After Kelli's parents leave, she goes out to dinner with a couple of friends. They tell her they have plans for her and veto her suggestion of taking a year off after high school to go to Europe. And Kelli's friend Megan has invited another friend along. Enter Sebastian (16, sophomore, wavy hair), who kind of looks like a cross between Hardy-Boys-era Shaun Cassidy and Parker Stevenson. I realize that reference is twice as old as anyone in this show, but seriously. Look it up! Sebastian thinks Kelli is hot, and Kelli thinks he looks like he surfs. He also talks like a surfer, in that slowed down mumbly kind of way. He claims to hook up with two or three girls a night. He says "hook up" a lot.
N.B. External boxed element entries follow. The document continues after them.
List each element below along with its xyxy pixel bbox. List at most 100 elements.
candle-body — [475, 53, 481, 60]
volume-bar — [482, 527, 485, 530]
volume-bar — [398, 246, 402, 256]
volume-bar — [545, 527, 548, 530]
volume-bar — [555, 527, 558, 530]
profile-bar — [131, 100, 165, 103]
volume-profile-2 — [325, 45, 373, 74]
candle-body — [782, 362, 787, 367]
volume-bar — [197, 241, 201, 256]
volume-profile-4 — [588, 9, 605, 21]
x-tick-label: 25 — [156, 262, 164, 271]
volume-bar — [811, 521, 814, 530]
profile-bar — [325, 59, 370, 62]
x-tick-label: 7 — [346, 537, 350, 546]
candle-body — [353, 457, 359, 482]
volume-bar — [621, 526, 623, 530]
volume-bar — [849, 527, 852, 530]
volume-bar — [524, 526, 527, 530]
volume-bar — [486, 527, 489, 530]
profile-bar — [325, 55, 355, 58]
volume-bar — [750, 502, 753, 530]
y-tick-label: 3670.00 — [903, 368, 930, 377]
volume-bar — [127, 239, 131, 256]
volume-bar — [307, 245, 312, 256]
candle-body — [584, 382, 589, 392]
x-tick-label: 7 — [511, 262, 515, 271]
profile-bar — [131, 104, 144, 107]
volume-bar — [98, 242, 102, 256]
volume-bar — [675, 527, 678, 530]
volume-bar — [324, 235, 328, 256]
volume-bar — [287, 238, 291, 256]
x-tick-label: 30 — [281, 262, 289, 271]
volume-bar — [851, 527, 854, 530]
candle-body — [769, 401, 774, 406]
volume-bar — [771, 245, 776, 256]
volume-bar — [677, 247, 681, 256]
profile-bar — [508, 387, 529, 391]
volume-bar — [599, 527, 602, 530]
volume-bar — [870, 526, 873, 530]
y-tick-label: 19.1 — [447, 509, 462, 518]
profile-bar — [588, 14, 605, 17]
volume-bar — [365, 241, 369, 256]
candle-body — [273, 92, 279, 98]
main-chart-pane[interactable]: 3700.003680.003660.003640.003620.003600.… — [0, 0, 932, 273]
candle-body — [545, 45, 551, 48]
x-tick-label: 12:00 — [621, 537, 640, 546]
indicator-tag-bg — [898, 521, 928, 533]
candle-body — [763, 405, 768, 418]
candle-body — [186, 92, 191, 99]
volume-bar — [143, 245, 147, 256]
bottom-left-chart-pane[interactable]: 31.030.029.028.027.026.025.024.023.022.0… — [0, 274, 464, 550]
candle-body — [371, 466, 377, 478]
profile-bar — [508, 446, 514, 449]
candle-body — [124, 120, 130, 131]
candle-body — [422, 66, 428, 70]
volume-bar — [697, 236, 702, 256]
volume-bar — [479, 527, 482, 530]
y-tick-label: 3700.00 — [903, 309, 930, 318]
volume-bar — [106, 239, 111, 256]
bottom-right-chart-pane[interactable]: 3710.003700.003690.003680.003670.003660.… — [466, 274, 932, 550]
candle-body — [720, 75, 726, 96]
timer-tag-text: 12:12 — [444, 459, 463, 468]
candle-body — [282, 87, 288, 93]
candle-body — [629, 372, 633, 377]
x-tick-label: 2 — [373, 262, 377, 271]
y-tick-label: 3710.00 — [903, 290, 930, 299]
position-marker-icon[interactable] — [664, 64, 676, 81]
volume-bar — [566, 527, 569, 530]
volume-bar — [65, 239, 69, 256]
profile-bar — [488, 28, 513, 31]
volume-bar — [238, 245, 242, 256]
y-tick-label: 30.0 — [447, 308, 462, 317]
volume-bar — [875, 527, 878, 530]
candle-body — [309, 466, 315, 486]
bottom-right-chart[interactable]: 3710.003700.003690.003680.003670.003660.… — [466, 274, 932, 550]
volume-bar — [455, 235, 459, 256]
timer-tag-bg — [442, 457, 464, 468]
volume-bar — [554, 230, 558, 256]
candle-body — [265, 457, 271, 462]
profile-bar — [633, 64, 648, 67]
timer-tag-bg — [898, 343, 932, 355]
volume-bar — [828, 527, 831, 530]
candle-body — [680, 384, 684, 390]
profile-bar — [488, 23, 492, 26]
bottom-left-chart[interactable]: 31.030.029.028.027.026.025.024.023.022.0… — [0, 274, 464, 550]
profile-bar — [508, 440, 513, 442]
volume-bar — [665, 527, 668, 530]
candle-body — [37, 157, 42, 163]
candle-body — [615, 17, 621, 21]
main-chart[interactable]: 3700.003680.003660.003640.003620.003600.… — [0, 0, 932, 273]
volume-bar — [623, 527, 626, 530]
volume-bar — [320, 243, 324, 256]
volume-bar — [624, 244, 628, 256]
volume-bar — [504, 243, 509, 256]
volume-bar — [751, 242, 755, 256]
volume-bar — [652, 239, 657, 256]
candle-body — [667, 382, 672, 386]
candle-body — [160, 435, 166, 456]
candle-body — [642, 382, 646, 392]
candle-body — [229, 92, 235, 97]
As Kelli gives him her number, he interviews that if you go to the right parties, "you can hook up with anywhere between, like, two and sixteen girls in a month." Those are some weirdly specific numbers. And I'm just going to say it: I am not convinced that Sebastian is up to the lofty academic standards we were told about at the top of the show.
Camille (17, junior, long straight hair) is from the Upper West Side. She tells us that her family is wealthy, but not multi-billionaires. She estimates that they're in the top 1% or top half of 1%. See, there's "rich" and then there's "wealthy". You can tell she's the latter because her segment is backed by harpsichord music. She seems pretty pleased about having all that money, which I guess I can understand. She tells us that her entire life is planned out: Harvard, then business head of a genetics firm, then at 40 she'll have a husband and two girls. I assume she'll use the genetics firm's technology to ensure the sex of her children. See, it all comes together!
Camille sits down with her mother and is freaked out about her SAT score. She's only a junior, but she knows she needs essentially perfect scores for Harvard. She fumbles with her phone while panicking about how one score could determine her college life. Well, it's not like she can't take it again. That's the whole point of taking it as a junior. And as the score comes through, we go to commercial.